Nothing says patriotism and Lebanese sovereignty as much as your own prime minister announcing his resignation, and subsequently a nail in the coffin of Lebanese governance, all the way from a foreign country, on one of their megaphone TVs nonetheless.
Saad Hariri, who has been back as prime minister for nearly 11 months now, in a government that was billed as one of “national unity” suddenly remembered that – gasp – he is sharing his rule with Hezbollah, a party whom Hariri’s funders in Saudi Arabia do not approve of and whose entire existence is, as we’ve come to know, is mutually exclusive with Hariri’s raison d’etre.
Entre nous, I had totally forgotten up until this very moment that Hariri was prime minister and that Lebanon actually had a government. It’s not that difficult to forget such details when things have been pretty much the same, whether Hariri is there or not, and whether we have a government or not. Corruption is still omnipresent. Dysfunction still reigns supreme. And countries that are not Lebanese still dictate what goes on in our own home country. Their accomplishment? Burdening us with extra taxes and then leaving.
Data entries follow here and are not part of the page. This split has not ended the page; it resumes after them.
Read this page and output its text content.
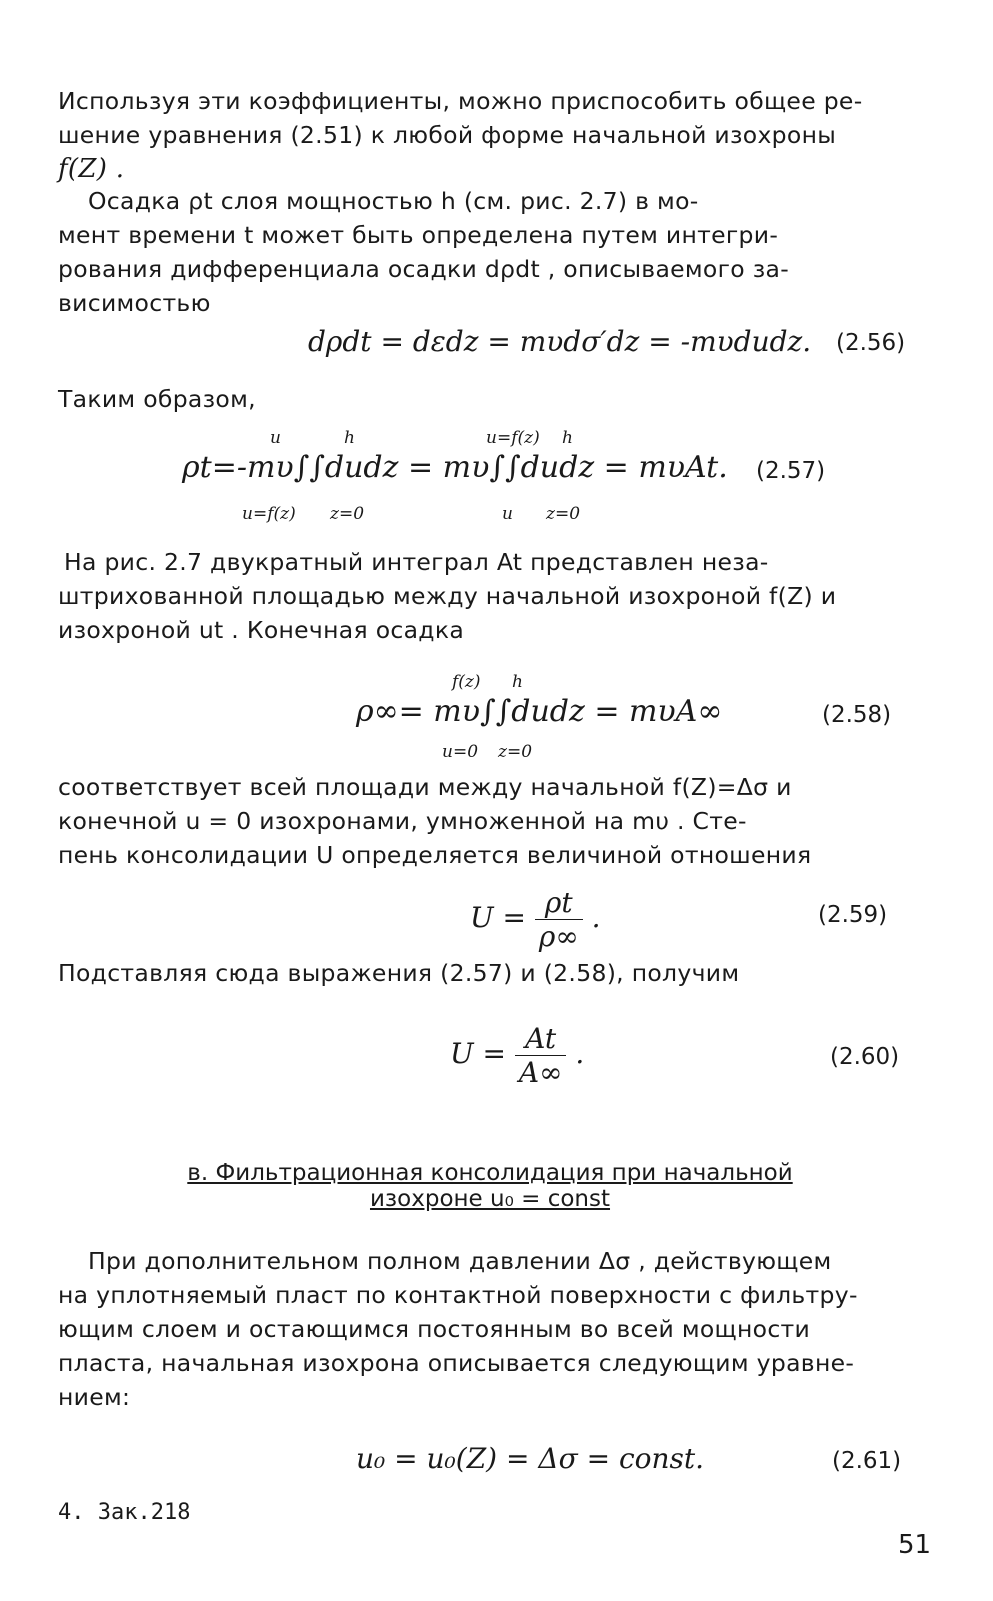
Используя эти коэффициенты, можно приспособить общее ре-
шение уравнения (2.51) к любой форме начальной изохроны
f(Z) .
Осадка ρt слоя мощностью h (см. рис. 2.7) в мо-
мент времени t может быть определена путем интегри-
рования дифференциала осадки dρdt , описываемого за-
висимостью
dρdt = dεdz = mυdσ′dz = -mυdudz. (2.56)
Таким образом,
u	h	u=f(z) h
ρt=-mυ∫∫dudz = mυ∫∫dudz = mυAt. (2.57)
u=f(z) z=0	u z=0
На рис. 2.7 двукратный интеграл At представлен неза-
штрихованной площадью между начальной изохроной f(Z) и
изохроной ut . Конечная осадка
f(z) h
ρ∞= mυ∫∫dudz = mυA∞	(2.58)
u=0 z=0
соответствует всей площади между начальной f(Z)=Δσ и
конечной u = 0 изохронами, умноженной на mυ . Сте-
пень консолидации U определяется величиной отношения
$U = \frac{\rho t}{\rho\infty}$ .	(2.59)
Подставляя сюда выражения (2.57) и (2.58), получим
$U = \frac{At}{A\infty}$ .	(2.60)
в. Фильтрационная консолидация при начальной
изохроне u₀ = const
При дополнительном полном давлении Δσ , действующем
на уплотняемый пласт по контактной поверхности с фильтру-
ющим слоем и остающимся постоянным во всей мощности
пласта, начальная изохрона описывается следующим уравне-
нием:
u₀ = u₀(Z) = Δσ = const.	(2.61)
4. Зак.218
51
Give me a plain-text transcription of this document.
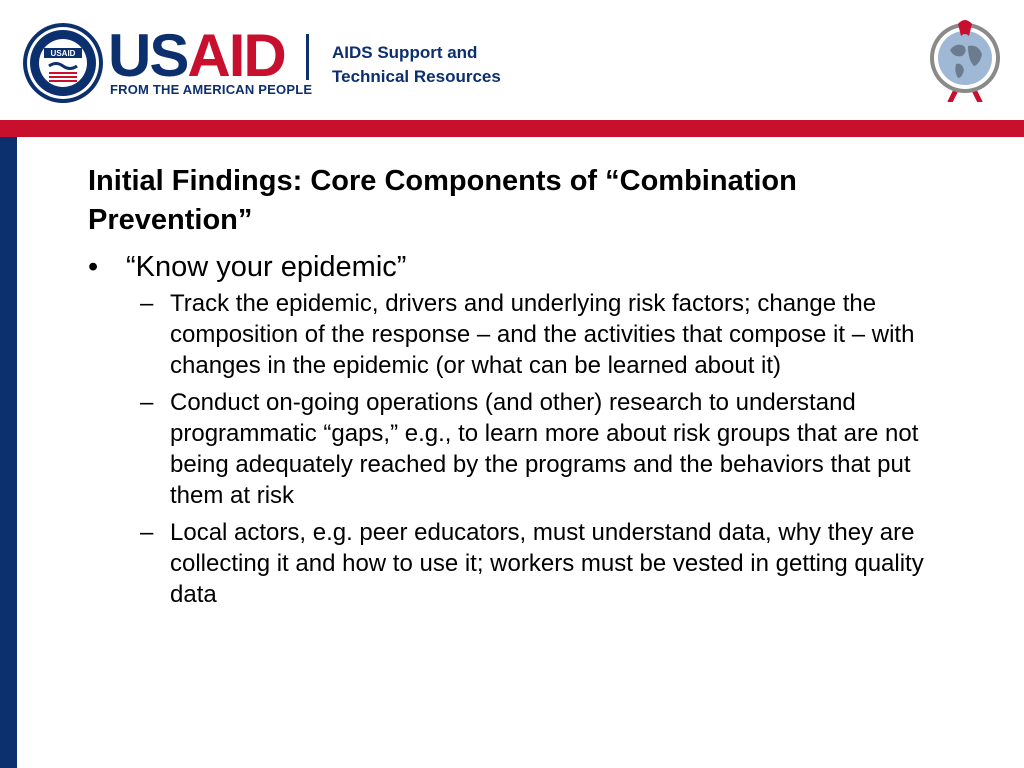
USAID USAID
FROM THE AMERICAN PEOPLE
AIDS Support and
Technical Resources
Initial Findings: Core Components of “Combination Prevention”
• “Know your epidemic”
– Track the epidemic, drivers and underlying risk factors; change the composition of the response – and the activities that compose it – with changes in the epidemic (or what can be learned about it)
– Conduct on-going operations (and other) research to understand programmatic “gaps,” e.g., to learn more about risk groups that are not being adequately reached by the programs and the behaviors that put them at risk
– Local actors, e.g. peer educators, must understand data, why they are collecting it and how to use it; workers must be vested in getting quality data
Case in point? Hariri resigned from Saudi Arabia, not even from our Serail, in protest of Iranian influence into Lebanon’s governance.
Hariri’s reasoning for his resignation – clearly dictated on him by his bosses abroad – are that the current situation in Lebanon is similar to the ambiance before the assassination of his father around 12 years ago, along with the threat that Hezbollah’s arms pose on an internal level after their escapades with the dictator in Damascus over the past few years.
Reasonable, perhaps, but it’s mostly a little too late, and exceedingly cowardly for a politician to leave the entire country in the dust as he rushes away to save his own ass, all other Lebanese be damned. Yet again, what can we expect from a ruling class whose priority was and will always be its own skin, and whose MO for ruling is to benefit as much as possible from being in power, with servicing us as Lebanese citizens being the last thing on their minds?
I wonder though, did Saad Hariri know he wanted to resign last week – or even two days ago – when he was all over the place announcing plans and grand schemes to increase Beirut’s airport capacity, boost Lebanon’s tourism, work on further bringing Gulf investors back, and the like? Or when he filmed his Hala Bel Khamis video with a bunch of youth? Or did he simply wake up on November 4th, hop on his private jet to Saudi Arabia, probably without paying that extra tax his government imposed on us, and decided that he did not want to be prime minister anymore?
Whether we are going to actually have elections in 2018 becomes up in the air as well. What Hariri resigning also does is entice Lebanon’s Sunnism, further fueling their sense of being at the short end of the Lebanese stick, threatened merely for existing. Sectarianism is in full blown play, months before we head to the polls – if we do in the first place.
With threats of war, conflict, instability, the Lebanese population deserves more than politicians who are willing to throw it under the bus on whimsical dictated moves. We deserve more than to wake up one day and realize we don’t have a government anymore, and that our security and well-being is even more up in the air just because a politician’s foreign bosses told him so.